One of the minor ‘tweaks‘ to the former rules was that for the 2014-2015 season, overtime sessions would mimic the second-period in that teams would be forced to make longer line changes during overtime. The longer line changes, in principal, would create more scoring opportunities during the overtime session, which would thus limit the number of games that eventually ended in a shootout.

Some solid math supported this idea, too. Rink Stats‘ Stephen Pettigrew, for example, used differences in scoring rates from the first and second periods to estimate that around 35% fewer games would reach the shootout, comparing overtime rules with the longer line-change to the shorter line-change. That would be a massive reduction, and one that most hockey fans would be happy to see.

Alas, not much has changed during the 2014-15 season, despite the rule change. Overall, roughly 14% of NHL games have been decided by a shooutout this year, which is similar to past years.

Here are the overall percentages of games that have reached a shootout, by season:


Next, among OT games, here are the percentages of games that reached a shootout.


Again, pretty similar rates to previous year.  Just more than half (56%) of games reaching OT have subsequently reached a shootout in 2015, which is just a slight tick below the average rate from 2006 through 2014 (57%).

If the league wants to limit the effect of the shootout on league standings, the change is simple – prevent teams from wanting to get to overtime in the first place. Create an incentive for teams to win in regulation – like, say, a three point rule – and they’ll stop playing overtime so often. More on this to follow, but feel free to read more in this article here.
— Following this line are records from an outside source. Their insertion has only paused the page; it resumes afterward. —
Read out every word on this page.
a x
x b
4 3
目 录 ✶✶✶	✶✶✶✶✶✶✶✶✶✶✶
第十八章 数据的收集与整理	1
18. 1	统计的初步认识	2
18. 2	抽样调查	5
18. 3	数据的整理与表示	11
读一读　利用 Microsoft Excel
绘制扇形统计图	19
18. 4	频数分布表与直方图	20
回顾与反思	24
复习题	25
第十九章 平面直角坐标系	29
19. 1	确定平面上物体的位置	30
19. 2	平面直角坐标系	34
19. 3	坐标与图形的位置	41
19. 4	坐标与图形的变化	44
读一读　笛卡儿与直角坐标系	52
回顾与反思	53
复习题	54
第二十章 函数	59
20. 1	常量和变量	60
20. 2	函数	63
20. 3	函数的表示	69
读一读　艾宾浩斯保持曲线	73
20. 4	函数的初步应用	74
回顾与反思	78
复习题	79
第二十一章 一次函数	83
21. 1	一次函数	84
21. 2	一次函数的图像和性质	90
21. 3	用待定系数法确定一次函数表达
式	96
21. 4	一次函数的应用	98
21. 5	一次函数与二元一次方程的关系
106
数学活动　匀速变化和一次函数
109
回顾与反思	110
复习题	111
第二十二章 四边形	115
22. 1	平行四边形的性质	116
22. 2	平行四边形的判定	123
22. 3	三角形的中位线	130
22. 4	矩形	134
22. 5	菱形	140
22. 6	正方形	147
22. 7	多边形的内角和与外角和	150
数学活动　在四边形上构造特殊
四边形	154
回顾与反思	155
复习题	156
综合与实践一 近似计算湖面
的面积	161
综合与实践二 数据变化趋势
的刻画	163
Sunday is a day for relaxing. Just ask the NHL

A few weeks back, folks in the Harvard Sports Analysis Collective (HSAC) looked at the shooting rates of NBA players based on whether or not the game fell on a Sunday (link).  While the evidence was mostly inconclusive in the HSAC study, I thought it was a good idea to check for whether or not similar results exist during Sunday NHL games.

Piggybacking on recent work from Carnegie Mellon’s and War-on-Ice’s Sam Ventura, I calculated the expected goals in each NHL contest between the start of the 2005 season and February 1, 2015, which is done using a logistic regression model based on the type of shot, shot location, and shot distance. This was done based on both the game’s minute, score, and the day of week in which the game was being played. Here, note that I’m using expected goals, which Sam and other folks have shown to be as if not more predictive of future goals than traditional statistics like goals or shots.

Looking at the first period, I plotted the expected goal rate per each tied-game minute (Minute 1 through 20), using a different color for games that occurred on a Sunday and those occurring on all other days. I also included 95% confidence bands for the loess smoother, although I should note that these are the default bands in the ggplot2 package, and might not fully account for the variability in each rate.


At any rate, the difference between Sundays and all other days of the week was much larger than I anticipated. It does seem plausible that Sunday NHL games take a less aggressive tone, at least in terms of expected offensive output.

And here’s a plot of Sunday compared to every other weekday:

NHL daily

Of course, its impossible to tell exactly what drives potential drops in expected goals based on Sunday. For example, it could simply be that Sunday games tend to be the second of back-to-backs for one or both participating teams, which might cause tired legs. It could also be that Sunday games tend to feature matinees games, although the same could be said for Saturday (Note: reader Justen Fox notes that nearly all Sunday games are played before nighttime, compared to only about a quarter of Saturday games)

In any case, I thought that this was an interesting result worth sharing.

Also, I’m working on a more extensive and related project that should finish up within the month, and at that point, I’ll happily share code.